Comfort and the heart’s condition

Now may our Lord Jesus Christ himself, and God our Father, who loved us and gave us eternal comfort and good hope through grace, comfort your hearts and establish them in every good work and word.
-2 Thessalonians 2:16

My youngest son is what you’d call “spirited.” He comes by it honestly. Whether you subscribe to nature or nurture or a combination of the two, having parents who are— at their core— strong willed question askers, will tend to create an independent-minded, spirited and sometimes stubborn kid.

I know that in the course of all my asking and independence, I often become stuck in the question. I forget to listen to the answers given, especially if the answer is not the one I want to hear. This is played out every single day before me as I watch my kids, but mainly my youngest at this moment, wrestle with the questions and the answers and the lean toward being independent and autonomous.

I could see my son struggling with this a few nights ago. We were headed out to dinner to celebrate a birthday (not his birthday), and he didn’t want to go, or he didn’t want to be rushed, or he didn’t like the restaurant— there was quite a lot he didn’t like about the proposition. So he sulked the whole time. It was kind of awful, and I was angry about it. His sulky rubbed off on me. It’s familiar. It’s contagious.

After much grumbling and cajoling and trying to pull us both out of the tailspin we’d entered I asked this simple question, “Do you want to feel better?” He looked at me a moment and then shrugged. I asked myself the same question just then. His sulk was contagious, but perhaps I knew the cure and was simply choosing not to take it. Did I want to feel better? I didn’t know either.

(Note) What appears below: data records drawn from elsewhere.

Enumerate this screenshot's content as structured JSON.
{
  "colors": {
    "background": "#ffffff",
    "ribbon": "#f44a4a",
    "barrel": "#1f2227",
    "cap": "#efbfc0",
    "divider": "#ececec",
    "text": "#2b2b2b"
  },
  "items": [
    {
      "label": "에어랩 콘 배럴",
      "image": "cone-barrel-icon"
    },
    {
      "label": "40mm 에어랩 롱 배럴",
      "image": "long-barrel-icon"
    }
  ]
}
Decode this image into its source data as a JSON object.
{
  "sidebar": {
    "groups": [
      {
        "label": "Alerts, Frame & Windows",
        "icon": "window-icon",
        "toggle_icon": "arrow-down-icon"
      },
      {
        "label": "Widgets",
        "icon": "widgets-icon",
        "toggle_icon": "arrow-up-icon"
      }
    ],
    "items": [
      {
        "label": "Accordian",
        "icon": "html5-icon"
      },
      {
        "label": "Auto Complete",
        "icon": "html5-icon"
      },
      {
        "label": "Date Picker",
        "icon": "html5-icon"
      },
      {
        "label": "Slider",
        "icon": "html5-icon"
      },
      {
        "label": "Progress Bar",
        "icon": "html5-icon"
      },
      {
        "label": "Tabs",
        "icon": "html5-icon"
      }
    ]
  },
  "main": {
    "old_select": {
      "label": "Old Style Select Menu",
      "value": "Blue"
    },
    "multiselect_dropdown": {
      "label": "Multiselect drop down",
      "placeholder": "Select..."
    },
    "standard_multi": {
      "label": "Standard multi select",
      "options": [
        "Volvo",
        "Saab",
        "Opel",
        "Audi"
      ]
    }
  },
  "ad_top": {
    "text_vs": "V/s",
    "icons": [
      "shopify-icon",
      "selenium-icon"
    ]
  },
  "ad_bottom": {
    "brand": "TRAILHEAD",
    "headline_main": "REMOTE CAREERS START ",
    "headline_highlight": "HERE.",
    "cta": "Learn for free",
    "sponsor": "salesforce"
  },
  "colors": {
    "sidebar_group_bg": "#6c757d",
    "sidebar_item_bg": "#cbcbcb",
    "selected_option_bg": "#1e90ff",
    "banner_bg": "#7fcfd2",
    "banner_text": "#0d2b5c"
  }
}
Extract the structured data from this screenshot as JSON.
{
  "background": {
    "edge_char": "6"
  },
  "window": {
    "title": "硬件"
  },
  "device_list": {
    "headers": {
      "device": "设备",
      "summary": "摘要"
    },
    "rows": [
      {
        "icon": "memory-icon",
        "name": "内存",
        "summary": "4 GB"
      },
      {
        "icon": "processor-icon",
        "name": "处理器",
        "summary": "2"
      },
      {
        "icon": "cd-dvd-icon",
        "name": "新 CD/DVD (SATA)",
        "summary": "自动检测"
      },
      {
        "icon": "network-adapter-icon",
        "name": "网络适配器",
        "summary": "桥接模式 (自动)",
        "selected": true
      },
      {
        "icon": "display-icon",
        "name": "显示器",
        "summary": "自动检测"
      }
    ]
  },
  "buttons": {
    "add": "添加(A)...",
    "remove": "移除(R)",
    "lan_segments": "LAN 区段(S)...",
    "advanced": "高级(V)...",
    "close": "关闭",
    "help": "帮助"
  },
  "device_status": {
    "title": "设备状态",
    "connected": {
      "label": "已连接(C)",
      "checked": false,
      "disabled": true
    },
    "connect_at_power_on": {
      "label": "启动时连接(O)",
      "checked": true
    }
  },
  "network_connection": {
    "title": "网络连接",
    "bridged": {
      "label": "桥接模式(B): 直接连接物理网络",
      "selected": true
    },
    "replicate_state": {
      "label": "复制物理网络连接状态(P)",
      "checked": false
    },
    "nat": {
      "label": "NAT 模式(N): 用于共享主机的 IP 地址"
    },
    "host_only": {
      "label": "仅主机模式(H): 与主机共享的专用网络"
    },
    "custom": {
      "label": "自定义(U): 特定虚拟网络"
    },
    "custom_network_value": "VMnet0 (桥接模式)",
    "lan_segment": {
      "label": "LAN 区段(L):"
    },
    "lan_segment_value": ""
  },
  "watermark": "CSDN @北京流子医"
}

Sometimes when I feel out of control, when things don’t go my way, especially in parenting, I think I resort to guilt making and sulking. And no, I don’t want to feel better just then. Feeling better seems like giving up something, and that feels even worse than the anger and sulking— at least, this is what my “feelings” tell me. I try to remind myself that my feelings are not always the best indicators of truth. I might “feel” slighted but am I really? I might “feel” like the world is ending, but is it?

Here’s that step back— and this takes some doing. I admit I’m terrible at confronting the truth of the moment. It simply feels better to stay in the anger, the sulking, the slighted and offended stance. It feels powerful. It feels correct.

Except when it doesn’t, which invariably comes just on the heels of those stuck, angry feelings. I find myself, even then, openly shrugging off those arms and words that comfort. Then I’m sad and I’m defeated, and I’m alone and unsure of where to turn next. Comfort seems far now and unattainable. I’m stuck then in my “if only” cycle. If only I’d taken the comfort when it was offered. If only I’d remembered that life long lesson that my feelings are ever shifting.

During this Nativity season, I’m working on accepting comfort when it comes. Life is just too short to stay immeshed in anger or sulking. This heart is too tired and torn down with the labors of life. I do need the comfort, and I want to accept it. I want to feel better.

2 comments:

  1. This advice has greatly benefitted me. Thank you. So timely. Shared it with my husband and grown son. Fell into a snit and my son pulled me out by asking me if I wanted to feel better. I took your advice and received the comfort.

  2. Woah! Glad I came upon this post. A good and beneficial read for me. Thank you for sharing. I, too, am learning on how to accept comfort when it comes.